I’m a huge fan of open world games. I fell in love with them playing Neversoft’s Gun and Pandemic’s Mercenaries on the original Xbox. Both Crackdown and Grand Theft Auto: San Andreas were both massively influential to me over the past six or so years. I like games that take their time, and more importantly, games that allow players to take their time in them.
Up until last year, if you’d asked me who makes the best open world games in the business, I’d only have one answer – Rockstar Games. But over the past twelve months, I’ve come to realise that maybe there’s a new King in the Open World Kingdom… and that King is Ubisoft.
It shouldn’t be a surprise really – the Paris-based ‘Editorial’ group know that there are big numbers to found in big open world epics. And they’ve been building their arsenal steadily over the past few years. From the fantastic Far Cry to the exceptional Assasins Creed and the epic Watch Dogs, Ubi have been carefully honing their craft.
I thought this year’s E3 was one of the most interesting in recent years. It really showed who the winners are right now, and clearly highlighted the losers.
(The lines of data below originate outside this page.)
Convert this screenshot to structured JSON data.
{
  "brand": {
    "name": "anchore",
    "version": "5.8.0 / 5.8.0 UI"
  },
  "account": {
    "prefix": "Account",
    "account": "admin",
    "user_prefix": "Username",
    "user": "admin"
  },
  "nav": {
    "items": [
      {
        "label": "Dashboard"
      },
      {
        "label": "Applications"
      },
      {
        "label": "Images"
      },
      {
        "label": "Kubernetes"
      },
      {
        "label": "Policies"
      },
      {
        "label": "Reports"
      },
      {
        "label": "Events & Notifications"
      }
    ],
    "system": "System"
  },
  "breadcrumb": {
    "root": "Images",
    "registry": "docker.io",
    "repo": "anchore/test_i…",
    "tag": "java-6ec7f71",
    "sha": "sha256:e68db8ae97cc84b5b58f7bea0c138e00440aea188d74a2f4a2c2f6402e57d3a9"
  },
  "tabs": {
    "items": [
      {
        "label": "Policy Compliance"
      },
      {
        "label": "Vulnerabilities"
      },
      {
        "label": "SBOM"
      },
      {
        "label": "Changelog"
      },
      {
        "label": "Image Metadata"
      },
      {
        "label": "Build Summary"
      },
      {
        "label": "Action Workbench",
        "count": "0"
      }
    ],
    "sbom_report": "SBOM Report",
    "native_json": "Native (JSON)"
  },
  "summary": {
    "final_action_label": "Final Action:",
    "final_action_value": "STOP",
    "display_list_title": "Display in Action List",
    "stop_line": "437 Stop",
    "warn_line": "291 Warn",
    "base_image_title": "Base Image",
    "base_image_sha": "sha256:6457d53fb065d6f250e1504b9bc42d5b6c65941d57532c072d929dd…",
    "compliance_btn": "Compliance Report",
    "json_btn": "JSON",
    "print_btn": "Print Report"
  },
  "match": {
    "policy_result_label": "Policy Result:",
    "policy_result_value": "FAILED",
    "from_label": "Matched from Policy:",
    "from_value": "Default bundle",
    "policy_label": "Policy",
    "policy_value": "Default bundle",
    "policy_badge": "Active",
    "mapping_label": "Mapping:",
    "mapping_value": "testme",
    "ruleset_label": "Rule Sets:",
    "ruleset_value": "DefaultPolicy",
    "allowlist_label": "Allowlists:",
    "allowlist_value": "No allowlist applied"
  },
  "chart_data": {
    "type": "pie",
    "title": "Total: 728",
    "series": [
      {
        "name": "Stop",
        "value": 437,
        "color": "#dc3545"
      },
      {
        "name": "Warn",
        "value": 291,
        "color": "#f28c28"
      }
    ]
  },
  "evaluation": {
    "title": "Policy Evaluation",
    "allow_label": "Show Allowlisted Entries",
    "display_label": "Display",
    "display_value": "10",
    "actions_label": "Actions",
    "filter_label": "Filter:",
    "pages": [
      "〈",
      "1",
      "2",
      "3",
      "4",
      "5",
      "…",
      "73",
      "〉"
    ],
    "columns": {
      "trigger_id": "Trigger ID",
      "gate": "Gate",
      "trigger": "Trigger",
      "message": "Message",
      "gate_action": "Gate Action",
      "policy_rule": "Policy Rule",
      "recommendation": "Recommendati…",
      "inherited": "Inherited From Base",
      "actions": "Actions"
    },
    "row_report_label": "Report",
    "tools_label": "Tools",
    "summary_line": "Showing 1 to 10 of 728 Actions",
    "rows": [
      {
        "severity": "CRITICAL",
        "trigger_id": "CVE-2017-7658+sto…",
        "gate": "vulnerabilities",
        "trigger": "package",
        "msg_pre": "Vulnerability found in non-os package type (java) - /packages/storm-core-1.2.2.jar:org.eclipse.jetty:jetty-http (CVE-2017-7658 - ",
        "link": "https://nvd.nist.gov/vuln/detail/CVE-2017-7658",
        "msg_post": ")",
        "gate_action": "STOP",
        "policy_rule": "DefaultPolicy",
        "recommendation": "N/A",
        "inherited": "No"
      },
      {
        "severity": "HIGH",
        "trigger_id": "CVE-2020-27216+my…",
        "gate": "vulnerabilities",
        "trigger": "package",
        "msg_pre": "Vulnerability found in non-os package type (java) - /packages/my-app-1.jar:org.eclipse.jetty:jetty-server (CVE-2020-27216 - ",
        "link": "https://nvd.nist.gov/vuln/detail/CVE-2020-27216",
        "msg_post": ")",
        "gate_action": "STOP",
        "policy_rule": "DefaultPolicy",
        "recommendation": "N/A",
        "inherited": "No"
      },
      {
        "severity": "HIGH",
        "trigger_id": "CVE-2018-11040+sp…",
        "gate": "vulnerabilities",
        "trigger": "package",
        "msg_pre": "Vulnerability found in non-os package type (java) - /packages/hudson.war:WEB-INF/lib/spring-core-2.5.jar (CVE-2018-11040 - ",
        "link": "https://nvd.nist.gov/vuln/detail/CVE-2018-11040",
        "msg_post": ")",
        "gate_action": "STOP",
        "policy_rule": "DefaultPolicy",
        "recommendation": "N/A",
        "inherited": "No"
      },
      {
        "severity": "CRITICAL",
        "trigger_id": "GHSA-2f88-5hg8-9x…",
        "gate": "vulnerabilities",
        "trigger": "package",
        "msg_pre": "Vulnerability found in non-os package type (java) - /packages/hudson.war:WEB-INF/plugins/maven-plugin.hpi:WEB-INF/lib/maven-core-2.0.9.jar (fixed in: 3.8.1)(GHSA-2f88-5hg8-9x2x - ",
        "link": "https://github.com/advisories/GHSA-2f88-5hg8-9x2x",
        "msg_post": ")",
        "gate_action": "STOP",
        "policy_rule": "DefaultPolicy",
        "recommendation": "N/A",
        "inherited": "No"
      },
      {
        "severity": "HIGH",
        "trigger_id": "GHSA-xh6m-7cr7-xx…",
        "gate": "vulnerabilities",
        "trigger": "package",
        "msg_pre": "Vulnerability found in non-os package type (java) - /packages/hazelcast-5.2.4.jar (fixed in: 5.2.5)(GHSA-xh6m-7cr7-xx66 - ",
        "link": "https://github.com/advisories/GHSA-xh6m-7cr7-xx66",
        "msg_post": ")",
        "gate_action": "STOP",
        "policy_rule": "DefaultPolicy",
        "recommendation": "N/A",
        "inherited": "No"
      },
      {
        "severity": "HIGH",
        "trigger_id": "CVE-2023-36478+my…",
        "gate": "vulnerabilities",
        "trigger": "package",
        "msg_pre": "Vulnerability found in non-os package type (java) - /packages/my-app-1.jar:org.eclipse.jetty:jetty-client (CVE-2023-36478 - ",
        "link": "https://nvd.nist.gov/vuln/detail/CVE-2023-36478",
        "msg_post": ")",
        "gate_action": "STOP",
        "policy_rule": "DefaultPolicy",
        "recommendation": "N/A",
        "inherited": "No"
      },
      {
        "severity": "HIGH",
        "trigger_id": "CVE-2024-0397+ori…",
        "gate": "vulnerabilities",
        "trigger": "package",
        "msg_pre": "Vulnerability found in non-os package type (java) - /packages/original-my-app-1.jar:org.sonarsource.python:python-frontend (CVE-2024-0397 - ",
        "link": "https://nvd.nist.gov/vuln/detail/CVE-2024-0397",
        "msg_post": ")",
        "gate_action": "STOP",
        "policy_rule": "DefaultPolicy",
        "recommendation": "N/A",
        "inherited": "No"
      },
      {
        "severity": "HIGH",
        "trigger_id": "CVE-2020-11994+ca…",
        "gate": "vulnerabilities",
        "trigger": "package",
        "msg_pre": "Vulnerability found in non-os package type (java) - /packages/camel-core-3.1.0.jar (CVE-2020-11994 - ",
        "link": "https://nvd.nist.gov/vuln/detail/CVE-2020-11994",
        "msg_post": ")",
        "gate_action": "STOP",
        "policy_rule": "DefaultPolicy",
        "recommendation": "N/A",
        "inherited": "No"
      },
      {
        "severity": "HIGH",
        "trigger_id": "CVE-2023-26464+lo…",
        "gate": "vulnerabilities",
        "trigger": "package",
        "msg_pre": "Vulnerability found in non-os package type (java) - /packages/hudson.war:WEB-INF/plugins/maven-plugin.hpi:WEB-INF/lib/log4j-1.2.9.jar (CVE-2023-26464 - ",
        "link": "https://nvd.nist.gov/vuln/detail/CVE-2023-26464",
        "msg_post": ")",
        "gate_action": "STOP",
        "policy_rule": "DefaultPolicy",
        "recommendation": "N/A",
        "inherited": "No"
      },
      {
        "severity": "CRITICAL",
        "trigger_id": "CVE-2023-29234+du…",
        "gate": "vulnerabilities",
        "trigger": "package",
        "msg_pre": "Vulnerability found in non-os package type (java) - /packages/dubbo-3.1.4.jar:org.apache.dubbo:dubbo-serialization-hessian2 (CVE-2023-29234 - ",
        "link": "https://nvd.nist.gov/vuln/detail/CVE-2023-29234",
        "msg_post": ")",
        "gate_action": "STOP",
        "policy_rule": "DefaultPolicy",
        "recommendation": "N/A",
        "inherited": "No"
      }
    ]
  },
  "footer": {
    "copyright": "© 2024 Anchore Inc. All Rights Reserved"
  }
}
With their competitors trying to attack several genres at once, mostly unsuccessfully – Ubisoft showed that they seem to have mastered the technical, logistical and challenging content creation challenges necessary to make some of the best games in the business right now.
Some of the biggest moments in GTA remain heavily scripted whereas Ubisoft have a stronger focus on letting their player tell their own stories within the game world.
I spent most of last November exploring Rook Island in Far Cry 3. I spent hour after hour in the brilliant sunshine of that game, uncovering all of its secrets and completing all of its objectives. I played several marathon sessions of lasting more than 12 hours before going on to save my friends. And I’ve had an unforgettable time exploring the dark underbelly of Chicago in Watch Dogs. My experiences with those games has primed me for the new Assassins Creed game. It’s very very rare that a publisher can inspire such brand loyalty and deliver such consistency.
What’s even more incredible is the amount of game systems that are shared across all three franchises. If you liked unlocking Viewpoints in Assassins Creed, then you’ll understand how Radio Towers in Far Cry or ctOS Towers in Watch Dogs provide objectives. And then, if you plan on taking a drive in The Crew, you’ll feel at home unlocking GPS Towers. These features are consistently improved upon with each game – and it’s foundations like these which lead me to suggest that the guys in Paris might have Rockstar on the run.
GTA does what it does very very well, but those lush PS4 visuals aside – it is starting creak around the edges when it comes to introducing new gameplay. Some of the biggest moments in the game remain heavily scripted whereas Ubisoft have a stronger focus on letting their player tell their own stories within the game world.
If you liked unlocking Viewpoints in Assassins Creed, you’ll understand how to use Radio Towers in Far Cry or ctOS Towers in Watch Dogs. These features improve with each game.
The first Heist in GTA V evoked moments of the Wall Street escape sequence from The Dark Knight Rises. I loved this sequence but was scripted so that all players arrive at the same place. Ubisoft would have instead made this more like a Base and given the player the freedom to try and approach, rob and escape using stealth tactics. If you’re played through all of the Criminal Convoys in Watch Dogs then I’m sure that like me, you’ve been thinking of how much better GTA will be if the AI was stronger and each Mission allowed players total freedom in how they approached it.
And Ubisoft are not just demonstrating mastery of single player open world games, they are now branching out into co-operative play. Again, this is something I wished Rockstar had offered back in GTA IV, let alone V. Microsoft led the way in encouraging developers to embrace online co-op by providing the solid backbone of Xbox LIVE. Some of my favourite game sessions ever co-op sessions in Crackdown and Halo Reach – and I’ve always been motivated to focus on shared online experience as a result of these epic sessions. I like to describe this as "playing around the game experience" – the best play comes from sharing the play with your friends. It’s unpredictable and often chaotic, but often something truly incredible and unexpected can happen.
But I’m sure the guys in Dundee and NYC are watching Ubisoft closely and maybe healthy competition will spur them on to further innovate and entertain us.
Trevor for President!
Alex Ward is the co-founder of Three Fields Entertainment. He previously co-founded Burnout developer Criterion Games.